Aquí nos conocemos
todos muy bien, y sabemos quiénes son los que se quedan en el muelle, frotándose las
manos cuando zarpa hacia la aventura, escaso en vituallas y en condiciones marineras, un
viejo lanchón con tripulantes reclutados por igual entre la piratería desocupada y el
patio del Monipodio.
Los conocemos hace muchos años. Son los que no se embarcaron nunca, en parte por
pereza y en parte por miedo; pero salieron más aficionados que nadie a armar
expediciones. Mientras las expediciones salían por esos mundo a la buena de Dios, los
armadores explicaban confidencialmente a unos cuantos amigos la agudísima maquinación de
que aquello formaba parte. No se sabe de que llegara a puerto jamás ningún buque lanzado
por ellos; pero como tienen fama de tan listos, aun hacen creer a algunos infelices que la
próxima será la buena y nunca dejan de encontrar quienes les confíen, con su
sustancioso porque, la organización de nuevas aventuras.

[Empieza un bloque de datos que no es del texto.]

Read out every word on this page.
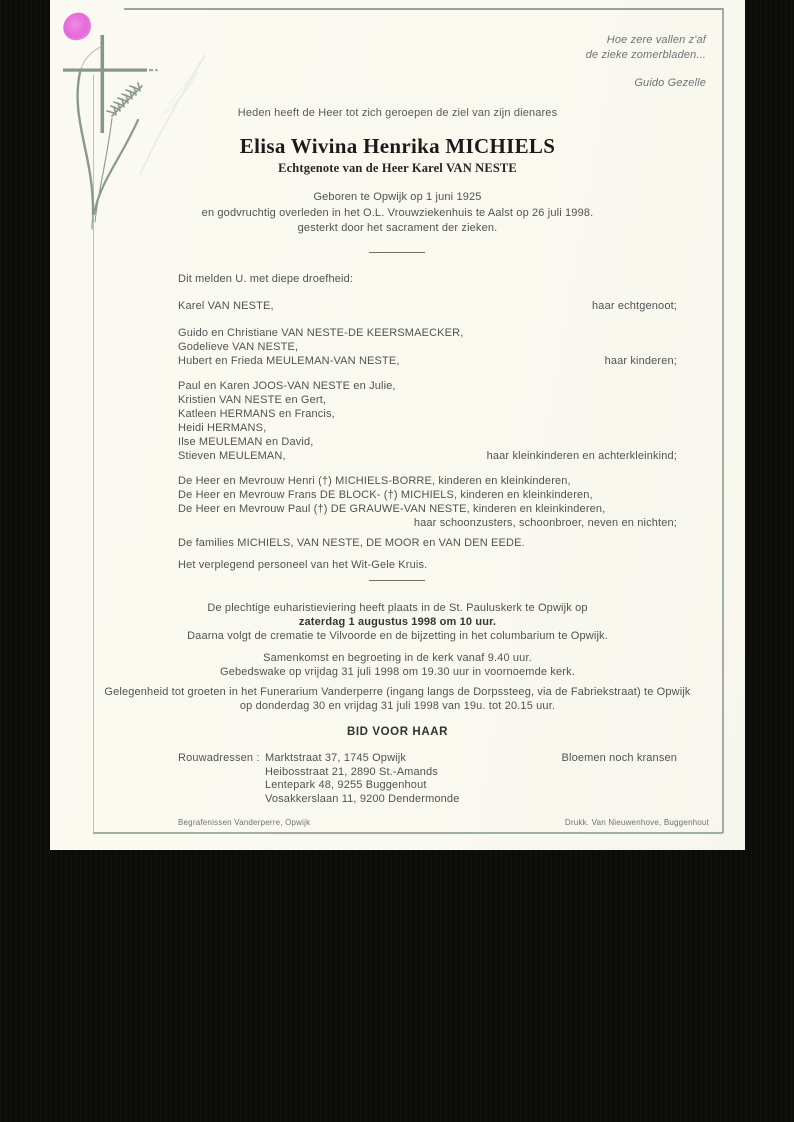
Hoe zere vallen z'af
de zieke zomerbladen...
Guido Gezelle
Heden heeft de Heer tot zich geroepen de ziel van zijn dienares
Elisa Wivina Henrika MICHIELS
Echtgenote van de Heer Karel VAN NESTE
Geboren te Opwijk op 1 juni 1925
en godvruchtig overleden in het O.L. Vrouwziekenhuis te Aalst op 26 juli 1998.
gesterkt door het sacrament der zieken.
Dit melden U. met diepe droefheid:
Karel VAN NESTE,	haar echtgenoot;
Guido en Christiane VAN NESTE-DE KEERSMAECKER,
Godelieve VAN NESTE,
Hubert en Frieda MEULEMAN-VAN NESTE,	haar kinderen;
Paul en Karen JOOS-VAN NESTE en Julie,
Kristien VAN NESTE en Gert,
Katleen HERMANS en Francis,
Heidi HERMANS,
Ilse MEULEMAN en David,
Stieven MEULEMAN,	haar kleinkinderen en achterkleinkind;
De Heer en Mevrouw Henri (†) MICHIELS-BORRE, kinderen en kleinkinderen,
De Heer en Mevrouw Frans DE BLOCK- (†) MICHIELS, kinderen en kleinkinderen,
De Heer en Mevrouw Paul (†) DE GRAUWE-VAN NESTE, kinderen en kleinkinderen,
haar schoonzusters, schoonbroer, neven en nichten;
De families MICHIELS, VAN NESTE, DE MOOR en VAN DEN EEDE.
Het verplegend personeel van het Wit-Gele Kruis.
De plechtige euharistieviering heeft plaats in de St. Pauluskerk te Opwijk op
zaterdag 1 augustus 1998 om 10 uur.
Daarna volgt de crematie te Vilvoorde en de bijzetting in het columbarium te Opwijk.
Samenkomst en begroeting in de kerk vanaf 9.40 uur.
Gebedswake op vrijdag 31 juli 1998 om 19.30 uur in voornoemde kerk.
Gelegenheid tot groeten in het Funerarium Vanderperre (ingang langs de Dorpssteeg, via de Fabriekstraat) te Opwijk
op donderdag 30 en vrijdag 31 juli 1998 van 19u. tot 20.15 uur.
BID VOOR HAAR
Rouwadressen : Marktstraat 37, 1745 Opwijk
Heibosstraat 21, 2890 St.-Amands
Lentepark 48, 9255 Buggenhout
Vosakkerslaan 11, 9200 Dendermonde
Bloemen noch kransen
Begrafenissen Vanderperre, Opwijk	Drukk. Van Nieuwenhove, Buggenhout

Empresarios de piratas, también ellos viven de esta especie de terrestre piratería,
un poco aspeada y ajetreado. También a ellos les cuesta su cocido alguna que otra bajeza
y alguna que otra trampa. Pero procuran conservar la buena ropa: se disfrazan de gente
respetable y de buen consejo. Ahora, que como toda su vida se han ejercitado en
disfrazarse, cuando alguien los ve disfrazados tan a lo vivo que no cabe más, se dice sin
ningún titubeo. "Este no puede ser sino Fulano."